At Sesame Workshop, our mission is to help kids grow smarter, stronger, and kinder, and books are one of our most well-traveled ambassadors. With the immense support of our many print and digital publishing partners, we distribute about 20 million books for preschoolers every year in the United States in a variety of formats: storybooks, board books, sound books, novelty books, coloring books, bath books, educational workbooks, and more. We strive to make books available everywhere so that wherever a parent prefers to shop, Sesame Street books are there. And if a parent wants to supplement print books with e-books and book apps, we have those, too, each carefully developed and researched with our young audience in mind. Because it is not the type of book that matters most but rather the act of reading together that yields the greatest rewards.
Children’s Book Week is a time to celebrate the joys of children’s books as well as to spread the word about the benefits children gain from reading from a very young age. At Sesame Street, we are cognizant of all the studies that show how important it is for children to be ready to learn when they get to kindergarten. Reading helps teach not only literacy skills but also the ability to pay attention and focus, which is essential to preschool learners’ success. We provide “parent tips” in some of our print and digital books to enrich parent-child reading experiences. Amongst our suggestions, which are based on our own research as well as that of other literacy experts, are to ask open-ended questions, point to words and pictures as you read, use character voices and sound effects to bring stories alive, ask children to predict what happens next, and follow your child’s lead (yes, it is okay to read the same page over and over again and to skip other pages entirely!)

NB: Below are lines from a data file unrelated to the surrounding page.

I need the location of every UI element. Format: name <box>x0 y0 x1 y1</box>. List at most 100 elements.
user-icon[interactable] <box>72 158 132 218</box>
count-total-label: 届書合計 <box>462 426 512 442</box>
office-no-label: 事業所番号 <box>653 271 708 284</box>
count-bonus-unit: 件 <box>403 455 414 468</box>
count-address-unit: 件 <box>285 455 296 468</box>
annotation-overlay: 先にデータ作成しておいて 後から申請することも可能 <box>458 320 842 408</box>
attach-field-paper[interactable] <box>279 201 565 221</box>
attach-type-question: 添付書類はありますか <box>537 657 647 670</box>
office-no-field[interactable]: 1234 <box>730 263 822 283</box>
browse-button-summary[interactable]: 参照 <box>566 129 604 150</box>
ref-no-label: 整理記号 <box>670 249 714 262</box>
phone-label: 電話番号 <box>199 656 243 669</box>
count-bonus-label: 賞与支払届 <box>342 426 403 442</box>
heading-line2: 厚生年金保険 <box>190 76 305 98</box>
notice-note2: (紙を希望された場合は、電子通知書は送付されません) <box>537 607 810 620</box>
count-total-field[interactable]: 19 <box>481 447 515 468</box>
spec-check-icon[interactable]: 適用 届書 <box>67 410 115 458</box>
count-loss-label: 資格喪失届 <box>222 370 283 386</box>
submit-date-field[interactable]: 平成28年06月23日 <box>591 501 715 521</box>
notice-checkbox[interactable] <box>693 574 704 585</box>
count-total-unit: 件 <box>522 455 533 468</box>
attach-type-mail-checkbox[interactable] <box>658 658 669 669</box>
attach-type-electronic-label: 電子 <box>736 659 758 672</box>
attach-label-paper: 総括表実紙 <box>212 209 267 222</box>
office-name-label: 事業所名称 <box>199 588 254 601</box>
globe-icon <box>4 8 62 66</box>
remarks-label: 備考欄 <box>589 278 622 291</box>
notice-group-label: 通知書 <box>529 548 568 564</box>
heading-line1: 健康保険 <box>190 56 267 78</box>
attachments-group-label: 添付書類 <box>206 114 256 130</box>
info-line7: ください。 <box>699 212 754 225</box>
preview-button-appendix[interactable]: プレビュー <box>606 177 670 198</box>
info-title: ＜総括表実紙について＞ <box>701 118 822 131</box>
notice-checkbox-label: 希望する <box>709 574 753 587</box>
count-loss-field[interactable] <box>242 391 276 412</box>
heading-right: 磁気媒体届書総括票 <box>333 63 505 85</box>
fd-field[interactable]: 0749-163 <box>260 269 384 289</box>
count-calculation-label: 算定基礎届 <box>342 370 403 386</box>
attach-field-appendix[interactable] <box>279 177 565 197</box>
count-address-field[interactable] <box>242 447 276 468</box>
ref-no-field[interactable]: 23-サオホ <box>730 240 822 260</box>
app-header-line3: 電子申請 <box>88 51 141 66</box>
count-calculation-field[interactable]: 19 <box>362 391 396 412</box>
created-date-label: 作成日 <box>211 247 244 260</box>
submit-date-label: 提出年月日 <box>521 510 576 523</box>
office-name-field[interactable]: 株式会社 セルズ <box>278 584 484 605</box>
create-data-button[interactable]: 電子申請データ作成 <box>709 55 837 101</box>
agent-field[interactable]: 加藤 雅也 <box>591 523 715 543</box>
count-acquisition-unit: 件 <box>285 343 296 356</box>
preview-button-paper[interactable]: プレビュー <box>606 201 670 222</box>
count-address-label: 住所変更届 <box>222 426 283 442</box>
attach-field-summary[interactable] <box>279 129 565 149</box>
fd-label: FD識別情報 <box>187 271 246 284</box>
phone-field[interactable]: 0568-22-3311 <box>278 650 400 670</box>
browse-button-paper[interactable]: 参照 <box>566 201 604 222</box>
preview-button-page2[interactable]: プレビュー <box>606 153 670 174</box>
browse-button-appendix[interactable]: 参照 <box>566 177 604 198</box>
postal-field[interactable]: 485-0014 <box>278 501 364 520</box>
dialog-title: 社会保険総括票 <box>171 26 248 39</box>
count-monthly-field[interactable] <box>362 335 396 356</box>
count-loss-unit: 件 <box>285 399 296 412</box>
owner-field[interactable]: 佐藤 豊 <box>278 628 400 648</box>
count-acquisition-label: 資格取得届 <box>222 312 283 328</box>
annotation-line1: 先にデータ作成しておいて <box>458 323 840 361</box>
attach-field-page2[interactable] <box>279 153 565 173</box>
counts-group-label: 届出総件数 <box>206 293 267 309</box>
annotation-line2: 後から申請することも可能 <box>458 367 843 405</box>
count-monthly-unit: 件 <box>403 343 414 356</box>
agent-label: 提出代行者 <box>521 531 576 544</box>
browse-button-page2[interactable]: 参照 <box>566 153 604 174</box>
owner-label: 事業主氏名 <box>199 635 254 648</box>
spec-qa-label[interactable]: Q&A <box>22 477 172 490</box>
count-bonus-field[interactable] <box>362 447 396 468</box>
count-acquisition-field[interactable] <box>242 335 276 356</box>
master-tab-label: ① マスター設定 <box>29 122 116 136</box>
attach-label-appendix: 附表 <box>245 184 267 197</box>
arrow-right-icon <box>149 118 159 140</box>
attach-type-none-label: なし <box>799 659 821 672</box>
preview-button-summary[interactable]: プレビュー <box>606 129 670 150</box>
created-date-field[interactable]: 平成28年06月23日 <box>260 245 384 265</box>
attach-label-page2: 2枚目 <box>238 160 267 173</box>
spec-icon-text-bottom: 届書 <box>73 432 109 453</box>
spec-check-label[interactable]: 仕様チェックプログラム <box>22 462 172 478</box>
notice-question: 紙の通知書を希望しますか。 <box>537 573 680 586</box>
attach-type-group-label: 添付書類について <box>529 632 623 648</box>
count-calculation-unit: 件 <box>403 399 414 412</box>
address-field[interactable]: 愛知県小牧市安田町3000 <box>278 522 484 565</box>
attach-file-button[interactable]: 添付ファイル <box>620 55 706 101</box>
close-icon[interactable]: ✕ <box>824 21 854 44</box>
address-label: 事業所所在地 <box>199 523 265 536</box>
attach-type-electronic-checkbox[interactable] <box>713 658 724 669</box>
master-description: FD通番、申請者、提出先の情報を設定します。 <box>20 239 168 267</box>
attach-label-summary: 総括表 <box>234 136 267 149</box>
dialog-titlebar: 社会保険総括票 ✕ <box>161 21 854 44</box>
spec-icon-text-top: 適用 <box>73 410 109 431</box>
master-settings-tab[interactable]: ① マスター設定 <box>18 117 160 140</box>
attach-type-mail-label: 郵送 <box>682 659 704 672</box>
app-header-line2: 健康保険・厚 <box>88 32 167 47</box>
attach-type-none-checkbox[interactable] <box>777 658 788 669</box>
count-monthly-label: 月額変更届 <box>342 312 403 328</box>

Doing some or all of these things will certainly enhance the reading experience, but the best advice is simply to read together. No “how to” lessons or special effects are needed for you to create special reading memories with your child, and the more you read together, the more your child will learn and the more value your child will place on reading. Do it often. Do it consistently. Do it with a variety of book formats–don’t forget audio books, books of poetry and rhyme, and song books. Do it everywhere: at home, on vacation, at Grandma’s house, at the library. Do it with your favorite books from childhood. Do it with brand-new books you discover together. Do it with purpose and your complete attention. Most of all, do it with love, and you and your child will not want to be anywhere else but right there.
Jennifer A. Perry is Vice President and Publisher at Sesame Workshop, where she manages the development of print and digital books and book apps for preschoolers. She also oversees Sesame Workshop’s Publishing Archive of original Sesame Street book illustrations from 1970 to the present. Jennifer has been collecting children’s books since before she could read (thanks to her mother!) and boasts many first editions in her personal library. She has too many “favorite” picture book authors and illustrators to count, but among them are Beatrix Potter, Ezra Jack Keats, Gyo Fujikawa, and all of her 8 nieces and nephews, whose book art adorns every empty wall space in her bedroom.